Angst vor Dieben im ostdeutschen Grenzgebiet

Diebstahl lohnt sich nicht

Innerhalb des Schengen-Raums gibt es seit 100 Tagen keine Grenzkontrollen mehr. Das beunruhigt den Bund Deutscher Kriminalbeamter. Er warnt vor Kriminellen aus Osteuropa und fürchtet um den Besitz der Menschen im ostdeutschen Grenzgebiet. Doch wo man nichts zum Stehlen findet, gibt es auch keine Diebe.

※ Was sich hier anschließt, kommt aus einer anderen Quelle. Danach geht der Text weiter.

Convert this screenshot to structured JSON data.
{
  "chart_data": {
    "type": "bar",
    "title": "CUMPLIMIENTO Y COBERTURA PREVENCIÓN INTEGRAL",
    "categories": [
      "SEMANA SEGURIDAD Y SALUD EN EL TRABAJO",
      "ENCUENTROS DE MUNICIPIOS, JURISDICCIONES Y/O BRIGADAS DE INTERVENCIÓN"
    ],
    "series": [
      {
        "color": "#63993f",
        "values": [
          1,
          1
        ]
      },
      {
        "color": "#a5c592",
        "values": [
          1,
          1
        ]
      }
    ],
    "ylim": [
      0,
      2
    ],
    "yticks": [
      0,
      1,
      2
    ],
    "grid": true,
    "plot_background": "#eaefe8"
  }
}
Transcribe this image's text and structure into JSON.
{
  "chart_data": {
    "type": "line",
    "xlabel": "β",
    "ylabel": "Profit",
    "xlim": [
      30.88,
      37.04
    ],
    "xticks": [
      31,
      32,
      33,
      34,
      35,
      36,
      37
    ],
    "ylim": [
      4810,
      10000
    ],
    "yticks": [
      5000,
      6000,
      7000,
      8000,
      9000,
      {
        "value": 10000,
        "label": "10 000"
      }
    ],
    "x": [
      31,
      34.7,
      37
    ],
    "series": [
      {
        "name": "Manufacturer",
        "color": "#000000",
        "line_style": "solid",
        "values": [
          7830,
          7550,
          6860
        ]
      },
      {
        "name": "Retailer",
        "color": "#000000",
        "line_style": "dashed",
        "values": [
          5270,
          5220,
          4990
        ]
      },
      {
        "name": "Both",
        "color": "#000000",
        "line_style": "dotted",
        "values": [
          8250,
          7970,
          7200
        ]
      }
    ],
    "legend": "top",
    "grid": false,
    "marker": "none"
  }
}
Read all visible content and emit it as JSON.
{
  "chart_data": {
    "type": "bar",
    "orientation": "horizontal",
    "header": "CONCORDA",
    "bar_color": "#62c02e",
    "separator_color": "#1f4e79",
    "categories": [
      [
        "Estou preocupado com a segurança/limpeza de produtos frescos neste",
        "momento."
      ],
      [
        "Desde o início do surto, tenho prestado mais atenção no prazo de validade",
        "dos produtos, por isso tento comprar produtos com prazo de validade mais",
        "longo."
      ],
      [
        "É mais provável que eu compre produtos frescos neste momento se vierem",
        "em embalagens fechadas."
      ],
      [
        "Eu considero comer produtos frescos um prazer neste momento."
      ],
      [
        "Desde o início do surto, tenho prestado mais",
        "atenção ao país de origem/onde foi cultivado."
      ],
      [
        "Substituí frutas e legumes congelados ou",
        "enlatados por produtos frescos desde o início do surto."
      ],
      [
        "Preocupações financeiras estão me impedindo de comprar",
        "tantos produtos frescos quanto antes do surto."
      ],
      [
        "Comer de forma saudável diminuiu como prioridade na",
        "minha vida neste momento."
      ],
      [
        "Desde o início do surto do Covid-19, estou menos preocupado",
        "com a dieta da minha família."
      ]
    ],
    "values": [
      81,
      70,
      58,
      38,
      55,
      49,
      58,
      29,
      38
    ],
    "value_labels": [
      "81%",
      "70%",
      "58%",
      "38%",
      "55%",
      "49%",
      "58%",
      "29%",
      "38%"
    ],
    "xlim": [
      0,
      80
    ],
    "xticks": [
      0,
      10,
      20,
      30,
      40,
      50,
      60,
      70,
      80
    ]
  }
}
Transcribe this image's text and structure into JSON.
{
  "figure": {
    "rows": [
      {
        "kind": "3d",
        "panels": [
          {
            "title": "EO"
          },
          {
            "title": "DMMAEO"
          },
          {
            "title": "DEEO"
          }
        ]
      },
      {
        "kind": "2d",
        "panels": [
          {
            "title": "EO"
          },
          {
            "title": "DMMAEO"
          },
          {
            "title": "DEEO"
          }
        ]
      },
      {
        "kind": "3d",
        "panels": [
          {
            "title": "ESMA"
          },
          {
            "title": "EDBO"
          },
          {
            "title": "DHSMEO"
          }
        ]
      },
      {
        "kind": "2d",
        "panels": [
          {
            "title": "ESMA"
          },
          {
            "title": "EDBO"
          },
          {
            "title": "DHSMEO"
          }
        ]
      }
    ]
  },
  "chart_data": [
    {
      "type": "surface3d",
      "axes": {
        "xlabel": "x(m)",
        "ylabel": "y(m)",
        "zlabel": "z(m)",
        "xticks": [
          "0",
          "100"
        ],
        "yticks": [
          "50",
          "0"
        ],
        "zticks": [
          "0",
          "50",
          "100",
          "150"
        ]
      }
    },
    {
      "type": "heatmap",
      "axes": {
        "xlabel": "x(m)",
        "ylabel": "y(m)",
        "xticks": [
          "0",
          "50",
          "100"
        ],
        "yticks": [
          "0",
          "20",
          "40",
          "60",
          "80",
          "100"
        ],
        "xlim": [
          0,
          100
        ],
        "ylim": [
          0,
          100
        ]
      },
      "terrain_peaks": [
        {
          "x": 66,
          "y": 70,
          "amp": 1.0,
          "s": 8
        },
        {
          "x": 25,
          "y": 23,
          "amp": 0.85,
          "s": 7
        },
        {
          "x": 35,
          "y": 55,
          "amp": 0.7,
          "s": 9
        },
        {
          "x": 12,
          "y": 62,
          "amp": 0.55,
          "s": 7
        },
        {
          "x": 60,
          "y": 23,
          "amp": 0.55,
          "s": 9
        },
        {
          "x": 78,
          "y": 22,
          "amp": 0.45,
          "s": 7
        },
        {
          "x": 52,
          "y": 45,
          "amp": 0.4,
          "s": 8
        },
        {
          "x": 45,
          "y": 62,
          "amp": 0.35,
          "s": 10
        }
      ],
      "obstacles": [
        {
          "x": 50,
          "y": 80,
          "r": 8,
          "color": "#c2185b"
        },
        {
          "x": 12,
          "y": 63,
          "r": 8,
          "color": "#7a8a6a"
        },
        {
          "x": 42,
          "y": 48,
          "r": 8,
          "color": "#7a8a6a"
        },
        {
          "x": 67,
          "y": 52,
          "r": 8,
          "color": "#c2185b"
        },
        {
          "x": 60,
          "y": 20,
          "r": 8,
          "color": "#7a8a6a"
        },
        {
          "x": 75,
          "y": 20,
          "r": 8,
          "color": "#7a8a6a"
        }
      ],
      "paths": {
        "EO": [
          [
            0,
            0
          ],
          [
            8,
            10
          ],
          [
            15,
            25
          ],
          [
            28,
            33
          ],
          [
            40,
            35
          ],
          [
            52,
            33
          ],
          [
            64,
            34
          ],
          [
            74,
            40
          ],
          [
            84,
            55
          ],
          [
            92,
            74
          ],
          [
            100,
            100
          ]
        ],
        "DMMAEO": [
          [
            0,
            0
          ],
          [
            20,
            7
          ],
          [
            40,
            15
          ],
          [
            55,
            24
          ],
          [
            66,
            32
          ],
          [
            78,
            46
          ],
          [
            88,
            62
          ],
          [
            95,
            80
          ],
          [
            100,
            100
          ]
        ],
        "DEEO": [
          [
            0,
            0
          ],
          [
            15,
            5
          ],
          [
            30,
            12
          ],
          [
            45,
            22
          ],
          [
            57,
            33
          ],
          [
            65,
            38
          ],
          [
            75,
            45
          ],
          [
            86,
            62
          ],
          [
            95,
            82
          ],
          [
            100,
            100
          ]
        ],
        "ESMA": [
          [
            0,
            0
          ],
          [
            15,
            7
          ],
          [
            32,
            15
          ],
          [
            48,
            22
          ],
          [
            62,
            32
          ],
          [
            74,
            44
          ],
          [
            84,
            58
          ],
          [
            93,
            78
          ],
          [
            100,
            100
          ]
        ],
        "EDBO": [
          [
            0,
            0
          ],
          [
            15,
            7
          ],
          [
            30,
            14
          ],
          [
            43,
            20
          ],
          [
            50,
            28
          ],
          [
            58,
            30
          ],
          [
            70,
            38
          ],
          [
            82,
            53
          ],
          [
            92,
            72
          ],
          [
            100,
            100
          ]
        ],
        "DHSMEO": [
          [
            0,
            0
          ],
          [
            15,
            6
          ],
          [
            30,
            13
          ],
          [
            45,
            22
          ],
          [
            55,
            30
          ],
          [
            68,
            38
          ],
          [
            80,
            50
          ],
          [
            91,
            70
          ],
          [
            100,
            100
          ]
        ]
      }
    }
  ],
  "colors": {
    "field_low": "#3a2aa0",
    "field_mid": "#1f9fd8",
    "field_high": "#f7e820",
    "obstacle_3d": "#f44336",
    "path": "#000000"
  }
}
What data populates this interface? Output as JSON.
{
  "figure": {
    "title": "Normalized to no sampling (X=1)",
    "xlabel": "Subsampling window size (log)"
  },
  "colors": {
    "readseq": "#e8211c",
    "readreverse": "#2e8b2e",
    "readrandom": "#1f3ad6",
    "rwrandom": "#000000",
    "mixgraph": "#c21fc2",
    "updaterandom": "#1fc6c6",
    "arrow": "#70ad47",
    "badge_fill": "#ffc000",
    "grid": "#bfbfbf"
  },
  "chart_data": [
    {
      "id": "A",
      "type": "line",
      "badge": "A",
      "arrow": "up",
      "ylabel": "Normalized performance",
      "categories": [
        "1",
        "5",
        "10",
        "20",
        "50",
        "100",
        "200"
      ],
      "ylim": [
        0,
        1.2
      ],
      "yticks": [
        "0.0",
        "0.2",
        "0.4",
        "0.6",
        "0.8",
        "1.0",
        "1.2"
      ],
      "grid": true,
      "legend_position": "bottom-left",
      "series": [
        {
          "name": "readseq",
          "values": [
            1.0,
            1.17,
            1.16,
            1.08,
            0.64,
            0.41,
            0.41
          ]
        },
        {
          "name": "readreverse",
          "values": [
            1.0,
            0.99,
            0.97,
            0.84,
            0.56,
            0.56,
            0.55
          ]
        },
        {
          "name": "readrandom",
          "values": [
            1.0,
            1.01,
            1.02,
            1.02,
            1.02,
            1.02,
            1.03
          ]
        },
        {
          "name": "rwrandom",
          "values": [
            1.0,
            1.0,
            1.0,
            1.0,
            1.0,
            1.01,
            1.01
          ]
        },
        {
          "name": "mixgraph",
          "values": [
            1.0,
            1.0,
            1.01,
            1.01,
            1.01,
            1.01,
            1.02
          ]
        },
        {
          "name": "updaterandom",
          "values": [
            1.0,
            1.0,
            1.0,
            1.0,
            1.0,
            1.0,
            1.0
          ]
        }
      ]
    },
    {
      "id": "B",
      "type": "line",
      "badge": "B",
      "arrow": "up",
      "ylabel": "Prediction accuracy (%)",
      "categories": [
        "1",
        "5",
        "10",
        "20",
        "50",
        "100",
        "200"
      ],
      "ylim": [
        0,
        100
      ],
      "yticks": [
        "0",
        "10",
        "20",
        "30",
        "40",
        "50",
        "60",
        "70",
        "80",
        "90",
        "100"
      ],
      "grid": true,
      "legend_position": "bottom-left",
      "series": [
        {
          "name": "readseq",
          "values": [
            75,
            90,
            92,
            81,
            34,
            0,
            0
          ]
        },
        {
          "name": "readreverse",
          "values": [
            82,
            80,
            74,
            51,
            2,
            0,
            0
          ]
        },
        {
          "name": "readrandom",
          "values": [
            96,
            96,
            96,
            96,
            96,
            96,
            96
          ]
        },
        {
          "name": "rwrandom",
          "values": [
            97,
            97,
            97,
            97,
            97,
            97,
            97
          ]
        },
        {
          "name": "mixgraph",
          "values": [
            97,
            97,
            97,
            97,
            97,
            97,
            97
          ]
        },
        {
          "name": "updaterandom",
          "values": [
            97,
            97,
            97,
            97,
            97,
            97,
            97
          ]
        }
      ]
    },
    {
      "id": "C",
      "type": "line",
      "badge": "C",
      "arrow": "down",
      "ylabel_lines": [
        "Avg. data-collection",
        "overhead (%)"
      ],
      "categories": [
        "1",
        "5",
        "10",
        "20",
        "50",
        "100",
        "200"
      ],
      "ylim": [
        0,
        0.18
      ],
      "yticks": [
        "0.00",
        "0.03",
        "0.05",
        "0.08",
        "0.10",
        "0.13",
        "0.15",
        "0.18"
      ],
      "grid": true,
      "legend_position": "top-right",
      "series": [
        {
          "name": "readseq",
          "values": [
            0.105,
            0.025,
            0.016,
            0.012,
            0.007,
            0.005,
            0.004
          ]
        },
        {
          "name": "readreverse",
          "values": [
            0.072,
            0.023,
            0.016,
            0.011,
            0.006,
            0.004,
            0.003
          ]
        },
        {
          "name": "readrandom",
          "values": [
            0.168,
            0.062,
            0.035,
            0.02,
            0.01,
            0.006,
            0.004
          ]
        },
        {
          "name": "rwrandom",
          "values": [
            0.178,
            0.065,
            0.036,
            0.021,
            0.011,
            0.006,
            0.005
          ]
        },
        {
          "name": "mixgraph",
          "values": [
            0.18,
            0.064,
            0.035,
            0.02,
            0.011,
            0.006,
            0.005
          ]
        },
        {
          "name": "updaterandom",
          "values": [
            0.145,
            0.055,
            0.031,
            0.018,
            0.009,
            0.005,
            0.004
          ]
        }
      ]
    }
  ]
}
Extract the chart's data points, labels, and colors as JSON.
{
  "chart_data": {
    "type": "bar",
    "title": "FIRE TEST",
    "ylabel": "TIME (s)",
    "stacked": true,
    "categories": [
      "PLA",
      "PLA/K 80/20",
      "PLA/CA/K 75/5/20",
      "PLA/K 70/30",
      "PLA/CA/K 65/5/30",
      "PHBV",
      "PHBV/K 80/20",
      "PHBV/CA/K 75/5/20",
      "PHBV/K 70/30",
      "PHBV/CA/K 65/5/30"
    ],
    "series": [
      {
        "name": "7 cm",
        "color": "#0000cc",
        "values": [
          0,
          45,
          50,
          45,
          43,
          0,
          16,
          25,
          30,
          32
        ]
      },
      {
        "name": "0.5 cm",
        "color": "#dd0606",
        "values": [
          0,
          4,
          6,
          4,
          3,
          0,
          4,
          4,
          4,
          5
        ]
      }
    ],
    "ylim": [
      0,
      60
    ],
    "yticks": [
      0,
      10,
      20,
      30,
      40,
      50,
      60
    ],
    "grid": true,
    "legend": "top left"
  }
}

Die Ost-Erweiterung der EU ist eine schöne Sache. Wem in Anklam, Ueckermünde oder Löcknitz die Reisetasche aus dem Auto geklaut wird, der muss nur rüber nach Polen, um sich bei H&M neu einzukleiden. Dort ist das zwar nicht unbedingt billiger als in jeder westdeutschen Stadt, aber immerhin ist es möglich.
Doch glaubt man der polizeilichen Statistik, so zählt das ostdeutsche Grenzgebiet, was den »Diebstahl von und aus Kraftfahrzeugen« angeht, mit Bayern und Baden-Württemberg ohnehin zu den sichersten Regionen des Landes. Wenn im Osten Autos verschwinden, dann mit ihren Besitzern und zwar meistens nach Westen. Die Menschen, die bleiben, stellen dann die Dinge an, für die Brandenburg, Sachsen und Mecklenburg-Vorpommern bekannt sind: Brandstiftung, Sachbeschädigung, Beleidigung und Straftaten gegen die persönliche Freiheit. Bei diesen Delikten liegen die drei Länder so deutlich über dem Bundesdurchschnitt, dass den Bewohnern wenig Zeit bleiben dürfte, nebenher noch nach Polen zum Shopping zu fahren.
West-Berliner wissen es ganz ohne Statistik: Zwischen dem Kurfürstendamm und der Fußgängerzone von Stettin liegt eine Gegend, die abgesehen von Baumärkten, Schuhdiscountern und Imbissbuden nicht nur von den üblichen Dependancen der Marktwirtschaft unberührt blieb, sondern von jener besonderen Art der Gesetzlosigkeit regiert wird, die entsteht, wenn die Grenzen zwischen normtreuer und krimineller Bevölkerung schwinden. Weil sich Ausflüge ins Brandenburgische häufig rächen, braust man lieber mit geschlossenen Fenstern und verriegelten Türen durch die märkischen Ortschaften.
Umso erstaunlicher ist daher, dass sich der Bund Deutscher Kriminalbeamter (BDK) anlässlich des Wegfalls der Passkontrollen im Schengen-Raum vor 100 Tagen und dem Inkrafttreten der Regelung auch an den innereuropäischen Flughäfen in der vergangenen Woche nun über die vermeintlich zunehmende Betriebsamkeit osteuropäischer Krimineller in Ostdeutschland beschwert. Vor »Einbruch, Diebstahl, Fahrraddiebstahl« warnt Klaus Jansen, der Vorsitzende des BDK. »Alles, was so einen hohen individuellen Wert hat, was vielleicht auch relativ einfach wegzunehmen ist«, sieht er zunehmend in Gefahr.
Genaueres kann er nicht sagen, weil keine Zahlen vorliegen. Die Kriminalstatistik für 2008 erscheint erst Mitte 2009. Bis dahin darf gemutmaßt werden, beispielsweise über die »Wanderbewegungen aus polnischen Asylantenheimen« in westliche Sozialsysteme. »Das ist ja so weit nicht kriminell«, räumt Jansen ein. Aber eben »beunruhigend«.
Wenigstens da kann ihm geholfen werden. Wenn schon nicht im ostdeutschen Grenzgebiet, so ist im westlichen Polen der wirtschaftliche Aufschwung deutlich zu erkennen. Der gut beratene Flüchtling bleibt nicht nur deshalb ohnehin lieber in Westpolen. Hinsichtlich der Aktivitäten polnischer Krimineller diesseits der Grenze ist fraglich, was es in Brieskow-Finkenherd oder Eisenhüttenstadt gibt, das sich zu klauen lohnte. Die Abwanderung in westliche Sozialsysteme erledigen die deutschen Bewohner des Grenzgebietes ohnedies bereits seit Jahren selbst.